# Sunken Jeep in the Keys



## brando (Jan 6, 2020)

So I was out exploring a remote trail in the keys on my motorcycle yesterday when I found this sweet little campsite with a bench. I noticed something odd in the water, only to realize it was a fully submerged Jeep!

Just thought you guys might find it interesting. I hope to explore the area with a boat in the near future. I guess 4x4 just isn't enough sometimes...


----------



## Matt Derrick (Jan 7, 2020)

that's funny someone must have just said 'fuck it' and left it.


----------



## brando (Jan 7, 2020)

Matt Derrick said:


> that's funny someone must have just said 'fuck it' and left it.

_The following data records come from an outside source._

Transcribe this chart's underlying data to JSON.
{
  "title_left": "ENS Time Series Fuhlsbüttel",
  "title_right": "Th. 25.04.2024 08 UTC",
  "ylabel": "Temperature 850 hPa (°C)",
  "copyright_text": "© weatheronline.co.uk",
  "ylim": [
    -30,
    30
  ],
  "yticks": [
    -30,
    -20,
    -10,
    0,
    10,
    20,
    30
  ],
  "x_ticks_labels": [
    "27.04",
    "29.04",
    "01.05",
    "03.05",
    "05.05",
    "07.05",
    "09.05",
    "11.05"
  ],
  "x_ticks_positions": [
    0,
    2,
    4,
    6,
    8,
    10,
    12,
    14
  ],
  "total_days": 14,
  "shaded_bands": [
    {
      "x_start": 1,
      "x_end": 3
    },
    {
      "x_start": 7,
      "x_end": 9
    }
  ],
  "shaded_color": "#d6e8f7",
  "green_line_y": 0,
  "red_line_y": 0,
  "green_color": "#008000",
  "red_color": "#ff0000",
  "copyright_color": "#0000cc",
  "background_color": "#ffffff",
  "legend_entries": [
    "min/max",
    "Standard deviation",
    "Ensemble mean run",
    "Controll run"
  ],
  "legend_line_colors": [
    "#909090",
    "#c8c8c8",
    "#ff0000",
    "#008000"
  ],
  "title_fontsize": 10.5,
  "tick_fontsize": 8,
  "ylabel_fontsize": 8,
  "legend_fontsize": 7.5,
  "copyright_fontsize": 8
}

I really wanted to take a dinghy out there and check the lagoon out better, but it'll be too much of a stretch in borrowed dinghy. Probably would be a doable overnighter. I think I'll head back later in the week with a mask and snorkel. Might even be some goodies in the glove box!


----------



## roughdraft (Jan 7, 2020)

i have a real penchant for this type of 'urban' decay becoming a 'natural' relic. I think it took root when I was out kayaking at low tide and ended up poking a paddle into a small sunken rowboat. Somehow really enticing just the sight of these things


----------



## blank (Jan 7, 2020)

See if it'll start.


----------



## brando (Jan 7, 2020)

blank said:


> See if it'll start.


Just scrape dem barnacles out da intake and give 'er a few good squirts of ether, she'll purr like a kitten!


----------



## brando (Jan 11, 2020)

Went back and snorkeled around it bit. Glove box was already open🙁
But there were probably 1000+ fish all around and inside it, so that was cool. Wish I had a submersible camera!


----------